La Banque du Canada a reconduit son taux directeur à 1% hier. Même si elle se dit encouragée par le redressement de l'économie canadienne, elle craint les répercussions de la crise financière en Europe sur la reprise mondiale, sans compter les effets de la crise qui secoue le monde arabe.

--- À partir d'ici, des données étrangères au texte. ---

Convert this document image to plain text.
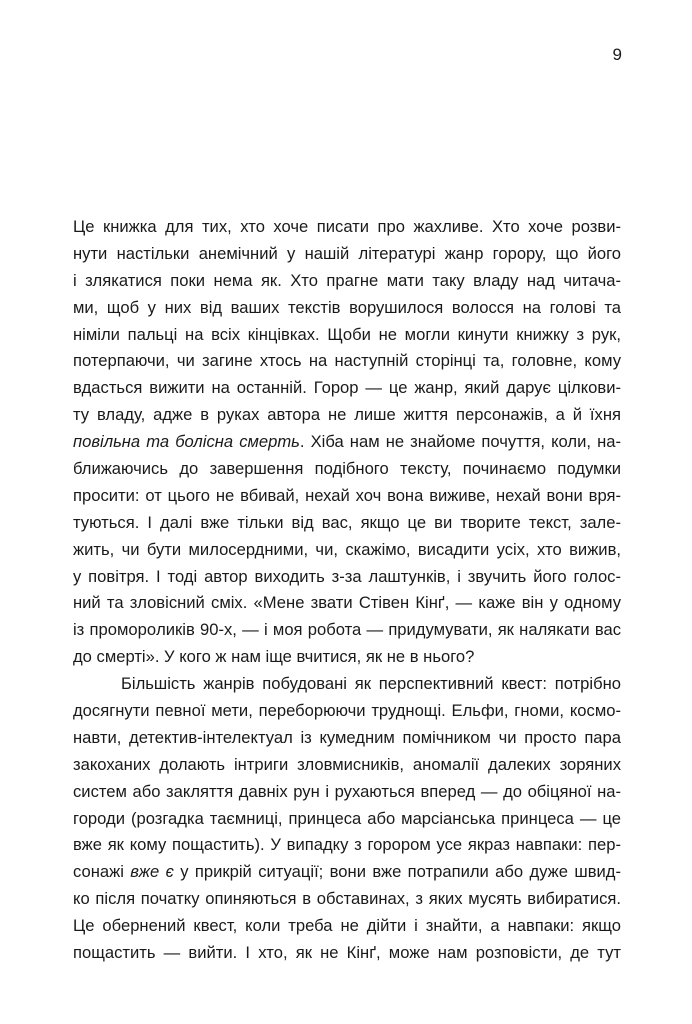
9
Це книжка для тих, хто хоче писати про жахливе. Хто хоче розви-
нути настільки анемічний у нашій літературі жанр горору, що його
і злякатися поки нема як. Хто прагне мати таку владу над читача-
ми, щоб у них від ваших текстів ворушилося волосся на голові та
німіли пальці на всіх кінцівках. Щоби не могли кинути книжку з рук,
потерпаючи, чи загине хтось на наступній сторінці та, головне, кому
вдасться вижити на останній. Горор — це жанр, який дарує цілкови-
ту владу, адже в руках автора не лише життя персонажів, а й їхня
повільна та болісна смерть. Хіба нам не знайоме почуття, коли, на-
ближаючись до завершення подібного тексту, починаємо подумки
просити: от цього не вбивай, нехай хоч вона виживе, нехай вони вря-
туються. І далі вже тільки від вас, якщо це ви творите текст, зале-
жить, чи бути милосердними, чи, скажімо, висадити усіх, хто вижив,
у повітря. І тоді автор виходить з-за лаштунків, і звучить його голос-
ний та зловісний сміх. «Мене звати Стівен Кінґ, — каже він у одному
із проморoликів 90-х, — і моя робота — придумувати, як налякати вас
до смерті». У кого ж нам іще вчитися, як не в нього?
Більшість жанрів побудовані як перспективний квест: потрібно
досягнути певної мети, переборюючи труднощі. Ельфи, гноми, космо-
навти, детектив-інтелектуал із кумедним помічником чи просто пара
закоханих долають інтриги зловмисників, аномалії далеких зоряних
систем або закляття давніх рун і рухаються вперед — до обіцяної на-
городи (розгадка таємниці, принцеса або марсіанська принцеса — це
вже як кому пощастить). У випадку з горором усе якраз навпаки: пер-
сонажі вже є у прикрій ситуації; вони вже потрапили або дуже швид-
ко після початку опиняються в обставинах, з яких мусять вибиратися.
Це обернений квест, коли треба не дійти і знайти, а навпаки: якщо
пощастить — вийти. І хто, як не Кінґ, може нам розповісти, де тут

«La reprise au Canada se déroule légèrement plus vite que prévu», a précisé la Banque dans un communiqué. En outre, les exportations ont été favorisées par le regain d'activité aux États-Unis, principal débouché pour les produits canadiens. N'empêche, la force du dollar et la «piètre tenue du Canada au chapitre de la productivité relative» pourraient miner cette embellie. Quant à l'inflation, elle demeure conforme aux prévisions.

Préoccupations

Mais c'est surtout l'état de l'économie mondiale qui préoccupe la Banque et son gouverneur, Mark Carney. La reprise suit son cours aux États-Unis, mais la situation financière de certains pays européens, notamment l'Irlande, le Portugal et l'Espagne, demeure «une source considérable d'incertitude».

À cela s'ajoutent les prix élevés des produits de base tels que les métaux et le pétrole, alimentés par la demande des pays émergents. Le prix de ces produits pourrait connaître un sursaut avec les troubles politiques qui secouent les pays arabes. D'ailleurs, les effets de la grogne populaire commencent déjà à se faire sentir chez nous: le prix de l'essence a bondi, ces derniers jours, à mesure que les manifestations ébranlaient le pouvoir du colonel Mouammar Kadhafi en Libye, grande productrice de pétrole.

Dans ces circonstances, il aurait été surprenant que la Banque du Canada modifie son taux directeur, conviennent les experts. Tous les analystes que Bloomberg avait sondés s'attendaient au statu quo.

«On voit qu'il y a encore beaucoup de zones grises au niveau des perspectives économiques mondiales et il y a encore des zones grises chez nous, constate Benoît P. Durocher, économiste principal au Mouvement Desjardins. On a eu un rebond, c'est encourageant. Mais en même temps, on voit le dollar canadien s'apprécier. Ça jette une ombre sur l'évolution du secteur extérieur canadien.»

En gelant son taux directeur pour la quatrième fois consécutive depuis septembre, la Banque du Canada a d'ailleurs précisé que toute hausse devra être «évaluée avec soin».

«Il n'y a aucune indication qu'une hausse du taux soit proche, souligne l'économiste senior Michael Gregory, chez BMO Marché des capitaux. Nous jugeons que la Banque attend des preuves que la performance économique des États-Unis soit assez forte et durable pour que les exportations canadiennes puissent soutenir la croissance économique, peu importe le niveau du huard.»

Il ne s'attend à aucun redressement du taux directeur avant juillet. M. Durocher, du Mouvement Desjardins, prévoit pour sa part un resserrement du crédit à partir du mois de mai.